As a side note, it's fun to pick out a random account (like those listed above) and see who they're following, there are some people you'd not expect to be purchasing followers that are. An alternate theory is that Twitter is responsible (after all, how can they not detect these obvious bots?) but I can't see why... well I can, but I don't think they would.
*I'm probably alone in this but people that buy followers really irk me because I like numbers to be accurate. The site I started making had a directory of people that bought followers, I'm wondering if I should finish it up, I figure it would be interesting for people to see that a large number of "media personalities" are just buying up their followers.
I am followed by users that match the pattern you're describing, but I assure you I have never bought them. It's not coincidence that the accounts are of attractive young women- they want reciprocal follows.

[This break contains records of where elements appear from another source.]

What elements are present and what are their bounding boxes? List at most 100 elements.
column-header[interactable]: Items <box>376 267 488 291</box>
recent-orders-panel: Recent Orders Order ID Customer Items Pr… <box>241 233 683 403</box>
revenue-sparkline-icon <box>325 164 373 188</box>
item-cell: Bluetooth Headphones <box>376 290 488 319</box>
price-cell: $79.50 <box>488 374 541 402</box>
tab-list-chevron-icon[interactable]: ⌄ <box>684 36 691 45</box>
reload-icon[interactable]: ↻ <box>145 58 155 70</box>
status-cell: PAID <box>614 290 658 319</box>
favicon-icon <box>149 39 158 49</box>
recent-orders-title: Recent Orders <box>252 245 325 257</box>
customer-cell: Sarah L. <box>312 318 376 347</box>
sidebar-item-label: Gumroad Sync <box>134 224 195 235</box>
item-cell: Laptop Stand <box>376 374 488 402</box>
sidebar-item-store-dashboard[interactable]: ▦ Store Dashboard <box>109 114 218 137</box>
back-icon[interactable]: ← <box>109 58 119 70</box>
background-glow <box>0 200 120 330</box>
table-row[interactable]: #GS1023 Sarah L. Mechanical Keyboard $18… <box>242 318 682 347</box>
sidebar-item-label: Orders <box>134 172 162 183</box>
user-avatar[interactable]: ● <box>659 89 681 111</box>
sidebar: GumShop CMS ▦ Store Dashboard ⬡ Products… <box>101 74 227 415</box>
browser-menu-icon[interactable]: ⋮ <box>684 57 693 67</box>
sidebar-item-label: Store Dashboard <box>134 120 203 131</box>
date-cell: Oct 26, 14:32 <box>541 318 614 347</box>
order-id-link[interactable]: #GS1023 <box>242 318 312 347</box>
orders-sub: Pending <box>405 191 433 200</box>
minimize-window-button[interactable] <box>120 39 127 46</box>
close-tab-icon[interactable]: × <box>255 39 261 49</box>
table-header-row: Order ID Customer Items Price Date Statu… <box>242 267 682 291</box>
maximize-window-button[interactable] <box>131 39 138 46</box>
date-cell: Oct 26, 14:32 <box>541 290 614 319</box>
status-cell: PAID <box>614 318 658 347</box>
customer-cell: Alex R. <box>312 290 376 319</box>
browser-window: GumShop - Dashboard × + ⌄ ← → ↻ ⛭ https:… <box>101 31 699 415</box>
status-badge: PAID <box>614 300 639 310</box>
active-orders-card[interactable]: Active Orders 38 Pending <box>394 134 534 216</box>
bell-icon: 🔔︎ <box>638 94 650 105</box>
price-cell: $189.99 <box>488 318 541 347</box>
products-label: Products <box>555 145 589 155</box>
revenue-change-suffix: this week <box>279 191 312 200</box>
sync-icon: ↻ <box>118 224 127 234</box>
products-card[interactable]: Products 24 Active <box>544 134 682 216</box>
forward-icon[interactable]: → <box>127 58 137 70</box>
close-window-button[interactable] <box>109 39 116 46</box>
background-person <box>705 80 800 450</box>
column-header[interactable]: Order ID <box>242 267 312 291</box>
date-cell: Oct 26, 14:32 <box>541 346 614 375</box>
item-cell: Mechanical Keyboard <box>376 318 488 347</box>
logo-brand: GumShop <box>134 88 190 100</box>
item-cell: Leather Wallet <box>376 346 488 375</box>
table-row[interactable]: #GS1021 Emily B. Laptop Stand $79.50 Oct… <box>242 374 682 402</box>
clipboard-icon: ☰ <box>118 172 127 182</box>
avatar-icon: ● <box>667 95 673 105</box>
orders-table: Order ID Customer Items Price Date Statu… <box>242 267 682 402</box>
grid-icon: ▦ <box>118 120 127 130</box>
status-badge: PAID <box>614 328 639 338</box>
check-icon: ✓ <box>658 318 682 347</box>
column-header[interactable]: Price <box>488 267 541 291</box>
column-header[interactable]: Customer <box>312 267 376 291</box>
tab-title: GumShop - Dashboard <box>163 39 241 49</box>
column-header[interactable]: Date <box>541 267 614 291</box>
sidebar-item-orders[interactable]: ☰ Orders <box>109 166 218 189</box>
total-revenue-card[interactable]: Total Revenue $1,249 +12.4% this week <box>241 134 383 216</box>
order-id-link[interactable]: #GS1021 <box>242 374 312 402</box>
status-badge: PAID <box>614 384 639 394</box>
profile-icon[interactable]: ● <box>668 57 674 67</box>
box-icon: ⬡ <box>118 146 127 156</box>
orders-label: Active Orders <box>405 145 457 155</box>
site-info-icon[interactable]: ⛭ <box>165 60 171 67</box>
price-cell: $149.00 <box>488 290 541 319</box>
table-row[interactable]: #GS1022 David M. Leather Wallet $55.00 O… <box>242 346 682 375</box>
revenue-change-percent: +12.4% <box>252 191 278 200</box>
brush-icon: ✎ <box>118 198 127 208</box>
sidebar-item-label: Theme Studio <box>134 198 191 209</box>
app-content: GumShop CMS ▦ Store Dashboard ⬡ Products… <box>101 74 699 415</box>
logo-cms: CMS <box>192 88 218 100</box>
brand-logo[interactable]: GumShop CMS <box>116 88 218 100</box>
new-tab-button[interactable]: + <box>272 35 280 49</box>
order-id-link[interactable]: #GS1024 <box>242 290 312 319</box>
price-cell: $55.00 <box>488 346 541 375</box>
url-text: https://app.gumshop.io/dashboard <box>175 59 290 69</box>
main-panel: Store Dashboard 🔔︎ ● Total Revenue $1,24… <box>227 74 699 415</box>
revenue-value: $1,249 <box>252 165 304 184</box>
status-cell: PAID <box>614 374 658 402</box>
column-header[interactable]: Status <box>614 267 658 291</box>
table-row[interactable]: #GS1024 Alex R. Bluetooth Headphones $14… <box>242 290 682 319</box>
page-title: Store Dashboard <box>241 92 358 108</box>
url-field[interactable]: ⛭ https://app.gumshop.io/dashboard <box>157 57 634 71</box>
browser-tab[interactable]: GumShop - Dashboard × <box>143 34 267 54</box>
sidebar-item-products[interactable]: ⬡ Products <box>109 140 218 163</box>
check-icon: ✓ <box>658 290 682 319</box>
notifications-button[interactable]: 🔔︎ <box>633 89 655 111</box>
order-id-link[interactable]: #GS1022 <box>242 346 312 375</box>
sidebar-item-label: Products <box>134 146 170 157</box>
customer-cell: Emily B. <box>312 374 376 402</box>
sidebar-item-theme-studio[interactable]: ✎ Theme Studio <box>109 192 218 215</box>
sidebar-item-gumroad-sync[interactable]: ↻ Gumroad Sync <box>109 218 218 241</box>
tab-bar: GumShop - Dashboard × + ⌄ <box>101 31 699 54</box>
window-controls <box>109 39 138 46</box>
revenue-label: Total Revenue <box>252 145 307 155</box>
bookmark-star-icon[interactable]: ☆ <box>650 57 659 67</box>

I am almost always followed shortly after tweeting, so I would venture to guess that they are plugged into the Twitter API's "sample" feed, and sometimes I am unlucky enough to be included in that sample.
The Twitter account I use for the website I work for which has 10,000 followers that are follows mainly through our website (we have the "follow us" button on a high trafficed page) are mainly from Twitter "lurkers" and I can't find a single one that matches the purchased followers pattern I mentioned, you're welcome to check yourself: http://twitter.com/i/#!/redstonewire/followers
On top of that I've checked with all the accounts I suspect of purchasing followers when they gained their followers: it's always within a few seconds that they've done from ~1,000 to 5,000, or 1,000 to 60,000. Here's an example of one account I was monitoring, you can see the jump from 2,000 to 4,000 took place at the same time: http://i.imgur.com/jUMNj.jpg and here's another that went from 0 to 60k: http://i.imgur.com/KwJZj.png
I don't mean these sort of accounts in isolation: 1 follower matching the pattern out of 100 is fine, but when a user has 10,000 followers and 9,900 match that pattern don't you think that's an indication of follower purchases?
Another type I didn't mention are the type that are legitimate active users that have authorised applications that are using this auth to generate follows on demand. These are interesting but not relevant because they're not created accounts just for followers, but legit accounts being used.
I'm guessing there's a layer in between that clears it up for Twitter's own tools, and the third-party tools are left to clean up the stream themselves.
(On the other hand, Tweetbot has no in-stream ads, which mean both of these things are happening in the same "post-processing" layer.)
At the time, I estimated roughly 1,200,000 active and connected users on Twitter. This author currently estimates around 80M active users (as of mid-2012), or a 80x increase over three years.
Note that both samples considered "active" to be someone who posts, which is quite a bit stricter than the (reasonable) definition of consumption that the industry has been stabilizing on.
Neither of us knew how to account for spam/fake accounts, which must represent some non-trivial part of the ecosystem (at least judging from the followers my own dormant account continues to attract: http://twitter.com/#!/dewitt/followers).
I found it interesting, though in hindsight not surprising at all, that the average length of username is also going up over the years.
1 hour = 3600 seconds
Assuming you use 3500 seconds to make API calls (the rest 100 seconds is used for performing disk operations) 10 accounts should be more than sufficient.